Not that anybody cares, but two years ago, I had my first CT scan ever. It was an emergency abdominal / pelvic CT done at West Allis Memorial Hospital because the doc (not my regular doc) felt that I may have had appendicitis. I was given oral contrast medium and water to ingest prior to the scan. The oral contrast medium wasn’t Barium Sulfate – I knew that. It was about the consistency of hot pancake syrup, freakish yellow-brown, smelled like sawdust and the inside of an empty kitchen drawer, and tastes a touch like citrus and very bitter. I was nervous and not feeling well so I had trouble getting it all down. I noticed that I felt very full and bloated after drinking it. I asked what it was but the only answer I got was “contrast medium.”

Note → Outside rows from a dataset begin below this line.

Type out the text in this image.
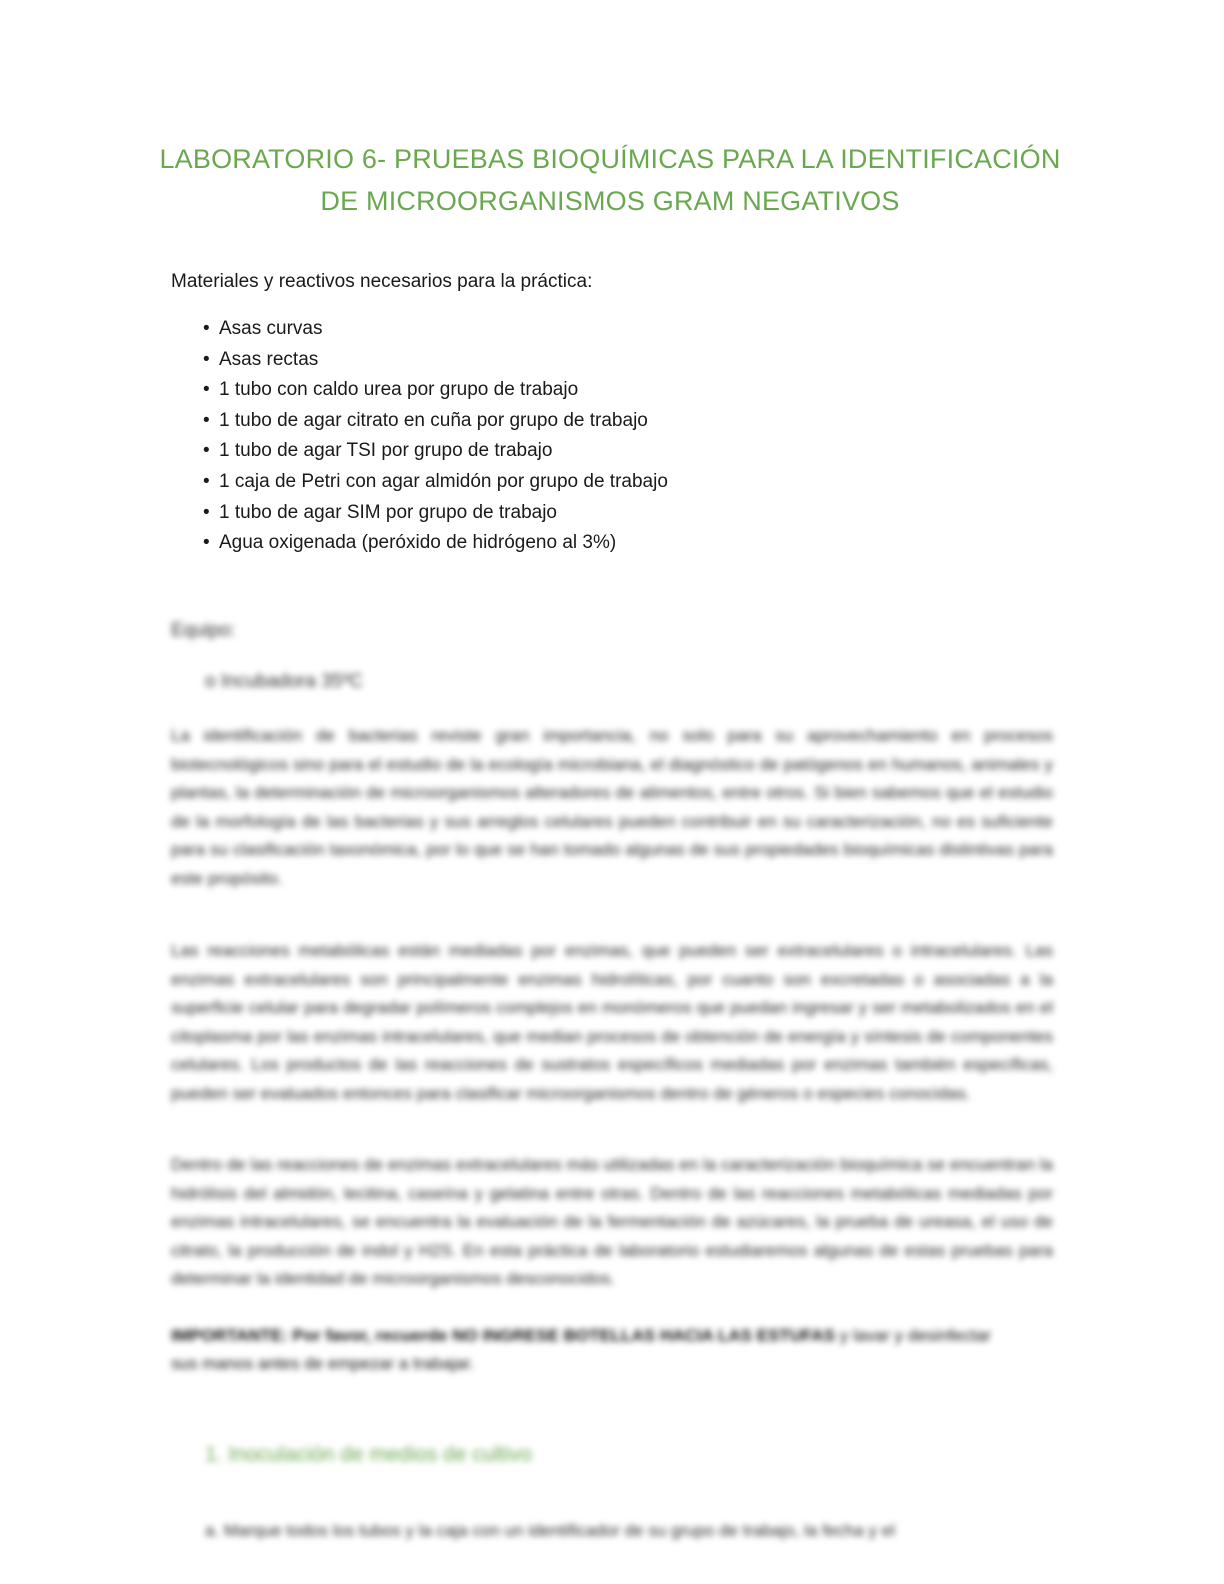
LABORATORIO 6- PRUEBAS BIOQUÍMICAS PARA LA IDENTIFICACIÓN
DE MICROORGANISMOS GRAM NEGATIVOS
Materiales y reactivos necesarios para la práctica:
• Asas curvas
• Asas rectas
• 1 tubo con caldo urea por grupo de trabajo
• 1 tubo de agar citrato en cuña por grupo de trabajo
• 1 tubo de agar TSI por grupo de trabajo
• 1 caja de Petri con agar almidón por grupo de trabajo
• 1 tubo de agar SIM por grupo de trabajo
• Agua oxigenada (peróxido de hidrógeno al 3%)
Equipo:
o Incubadora 35ºC
La identificación de bacterias reviste gran importancia, no solo para su aprovechamiento en procesos biotecnológicos sino para el estudio de la ecología microbiana, el diagnóstico de patógenos en humanos, animales y plantas, la determinación de microorganismos alteradores de alimentos, entre otros. Si bien sabemos que el estudio de la morfología de las bacterias y sus arreglos celulares pueden contribuir en su caracterización, no es suficiente para su clasificación taxonómica, por lo que se han tomado algunas de sus propiedades bioquímicas distintivas para este propósito.
Las reacciones metabólicas están mediadas por enzimas, que pueden ser extracelulares o intracelulares. Las enzimas extracelulares son principalmente enzimas hidrolíticas, por cuanto son excretadas o asociadas a la superficie celular para degradar polímeros complejos en monómeros que puedan ingresar y ser metabolizados en el citoplasma por las enzimas intracelulares, que median procesos de obtención de energía y síntesis de componentes celulares. Los productos de las reacciones de sustratos específicos mediadas por enzimas también específicas, pueden ser evaluados entonces para clasificar microorganismos dentro de géneros o especies conocidas.
Dentro de las reacciones de enzimas extracelulares más utilizadas en la caracterización bioquímica se encuentran la hidrólisis del almidón, lecitina, caseína y gelatina entre otras. Dentro de las reacciones metabólicas mediadas por enzimas intracelulares, se encuentra la evaluación de la fermentación de azúcares, la prueba de ureasa, el uso de citrato, la producción de indol y H2S. En esta práctica de laboratorio estudiaremos algunas de estas pruebas para determinar la identidad de microorganismos desconocidos.
IMPORTANTE: Por favor, recuerde NO INGRESE BOTELLAS HACIA LAS ESTUFAS y lavar y desinfectar sus manos antes de empezar a trabajar.
1. Inoculación de medios de cultivo
a. Marque todos los tubos y la caja con un identificador de su grupo de trabajo, la fecha y el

So I finally got around to looking up online the procedures for performing an abdominal and pelvic CT as diagnostic for appendicitis in a radiography technician’s training course. It turns out that the foul-smelling yellow crap was a solution of Diatrizoic acid, an iodine-containing orally and rectally administered radiocontrast dye used when barium sulfate is contraindicated due to a risk of leakage. In my case, since they were checking for appendicitis, there was a risk that I may have had a ruptured appendix and barium sulfate may have leaked into my abdominal cavity.
In the end, all I had was a minor bowel irritation that cleared up on its own without further medical intervention. But now I know what Diatrizoic acid tastes like.